There is hardly nothing we do not quarrel about, I have always been the one to initiate settlement. The only way I ensure that there is peace in the house is for me not to complain about anything. Even at that, there is always trouble. If the children do anything wrong, she always says those characters the children are exhibiting are not from her and that she is not surprised that they inherited such characters from me.

She can go for months without talking to me, even if I tried to, I have done all I could do, I have begged, cried prayed. I just feel tired and exhausted from trying to make the marriage work or have peace in the home, the sad part is that she often reminds me every time there is misunderstanding that I should remember that she can stay on her own without talking to any body. Just to add, she is very prayerful.

OTHER INFORMATION.
1. I can say conveniently that there is no money problem at home. Finance is okay.
2. I went to see her father 2 years ago, the man said unfortunately he can not do anything. This is true because she was raised away from her Father, she has no contact with any of her fathers family and her father has a zero say in her life.
3. she has 5 elders ones, non of them is in communication with her because of many unresolved issues. Of her 3 younger ones she only maintains a relationship with the last boy who is just 14 years. .
4. Her mum can not talk to her because she simply dares not. However, behind, her mother use to beg me and she kept saying she understands her daughter's character and that she is doing her best by praying and doing deliverance for her.
5. She is not in contact with her maternal uncles and aunt because she said they supported her elder ones when she had problem with them.

So I am stuck with no one to help call the both of us and resolve the issue.

Every year for 5 straight years, she always forgets my birthday, last year, she forgot also, three days later, she bought me a present and I refused to collect the present and I asked her why does she keep forgetting my birthday, year after year for 5 years. She just said sorry, but I left the present in the room, she never bothered to bring the present to me. Another birthday was gone yesterday 2nd May, and as I write, no happy birthday yet.

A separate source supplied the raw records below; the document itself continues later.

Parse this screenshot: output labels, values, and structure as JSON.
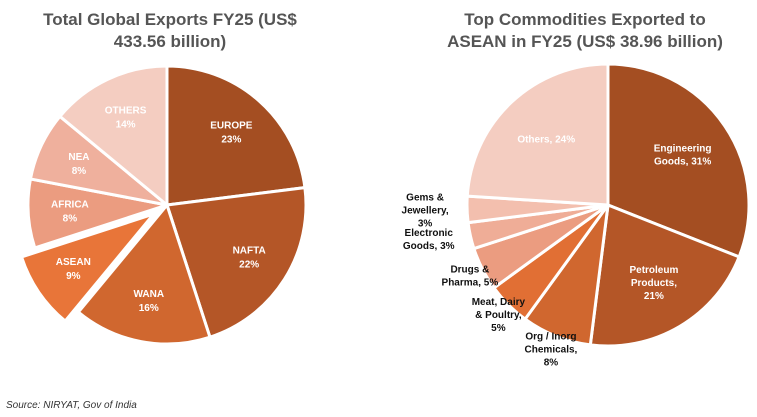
{
  "source": "Source: NIRYAT, Gov of India",
  "chart_data": [
    {
      "type": "pie",
      "title_line1": "Total Global Exports FY25 (US$",
      "title_line2": "433.56 billion)",
      "slices": [
        {
          "label": "EUROPE",
          "pct_label": "23%",
          "value": 23,
          "color": "#a44e22",
          "text_color": "#ffffff",
          "exploded": false
        },
        {
          "label": "NAFTA",
          "pct_label": "22%",
          "value": 22,
          "color": "#b45627",
          "text_color": "#ffffff",
          "exploded": false
        },
        {
          "label": "WANA",
          "pct_label": "16%",
          "value": 16,
          "color": "#d0672f",
          "text_color": "#ffffff",
          "exploded": false
        },
        {
          "label": "ASEAN",
          "pct_label": "9%",
          "value": 9,
          "color": "#e87539",
          "text_color": "#ffffff",
          "exploded": true
        },
        {
          "label": "AFRICA",
          "pct_label": "8%",
          "value": 8,
          "color": "#eb9c80",
          "text_color": "#ffffff",
          "exploded": false
        },
        {
          "label": "NEA",
          "pct_label": "8%",
          "value": 8,
          "color": "#efb09d",
          "text_color": "#ffffff",
          "exploded": false
        },
        {
          "label": "OTHERS",
          "pct_label": "14%",
          "value": 14,
          "color": "#f4cdc1",
          "text_color": "#ffffff",
          "exploded": false
        }
      ]
    },
    {
      "type": "pie",
      "title_line1": "Top Commodities Exported to",
      "title_line2": "ASEAN in FY25 (US$ 38.96 billion)",
      "slices": [
        {
          "lines": [
            "Engineering",
            "Goods, 31%"
          ],
          "value": 31,
          "color": "#a44e22",
          "inside": true
        },
        {
          "lines": [
            "Petroleum",
            "Products,",
            "21%"
          ],
          "value": 21,
          "color": "#b45627",
          "inside": true
        },
        {
          "lines": [
            "Org / Inorg",
            "Chemicals,",
            "8%"
          ],
          "value": 8,
          "color": "#d0672f",
          "inside": false
        },
        {
          "lines": [
            "Meat, Dairy",
            "& Poultry,",
            "5%"
          ],
          "value": 5,
          "color": "#e16f34",
          "inside": false
        },
        {
          "lines": [
            "Drugs &",
            "Pharma, 5%"
          ],
          "value": 5,
          "color": "#eb9c80",
          "inside": false
        },
        {
          "lines": [
            "Electronic",
            "Goods, 3%"
          ],
          "value": 3,
          "color": "#efad97",
          "inside": false
        },
        {
          "lines": [
            "Gems &",
            "Jewellery,",
            "3%"
          ],
          "value": 3,
          "color": "#f3bfae",
          "inside": false
        },
        {
          "lines": [
            "Others, 24%"
          ],
          "value": 24,
          "color": "#f4cdc1",
          "inside": true
        }
      ]
    }
  ]
}
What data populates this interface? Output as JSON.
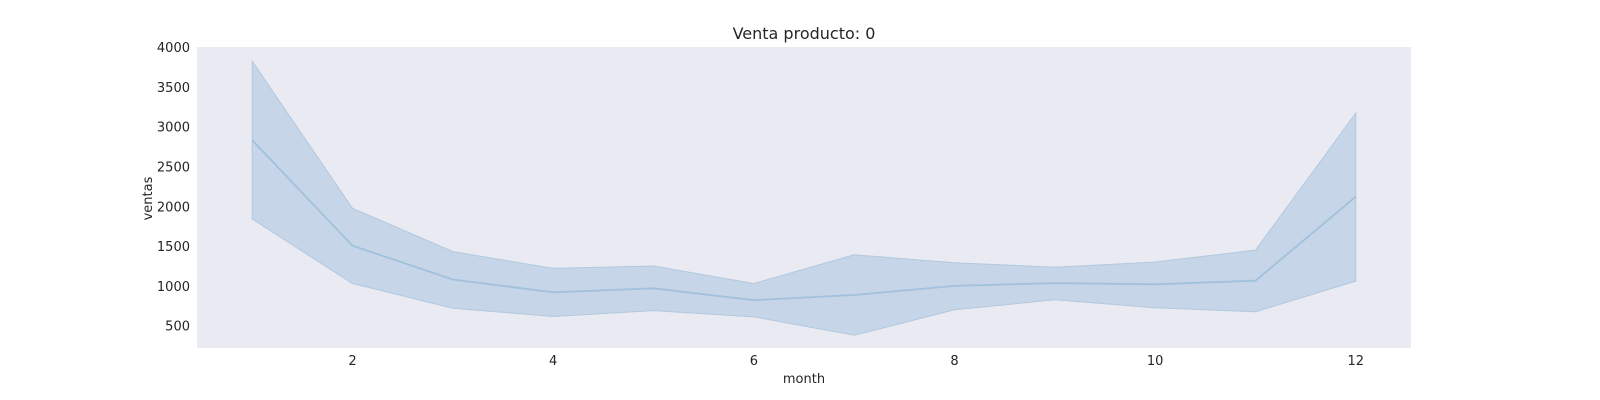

I literally cook for myself, and all domestic things I do for myself.

I will end this by saying that in fairness to her, her character was not too different before the marriage and courtship, sincerely only once, that was like one year before the marriage I broke up with her, she came to apologize and promised that she will change. Her mother also came to apologize to me also.

This woman has refused to change or allow peace to hold sway, she is right every time, while everybody around is wrong. Sincerely, I do not know what to do anymore.

I am tired and exhausted. I do not know what to do anymore. I am 42, I was diagnosed of high blood pressure 2 years ago.
she is unconsciously possessed..
Re: Time To Divorce My Wife? by caniagu44: 8:39pm On May 05, 2020
Hoephase:
Bros you don't reason with people like that. You shock them so that they start guessing your actions. It is only the fear of what you are capable of doing that people like that straight.

My first gf was like that. Three years of torture I dumped her without a word. She wey no dey cry she cried missed school for one full year out of heart break and became humble. Called everyone I stood my ground offer me sex without string (she knew I love sex) I said nope.

Till today when she talks to me she humble die because she thought she knew me but with that move she realised she knew nothing about what I am really capable of doing.


The op wife has seen him finish.
you are right no matter what , dont let ur woman see you finish be it gf or wife.
Re: Time To Divorce My Wife? by honeyB2018: 8:39pm On May 05, 2020
I will advise you exercise a little more patient over this, or in the alternative, call for separation, not divorce.
Hope you know there is a difference between separation and divorce?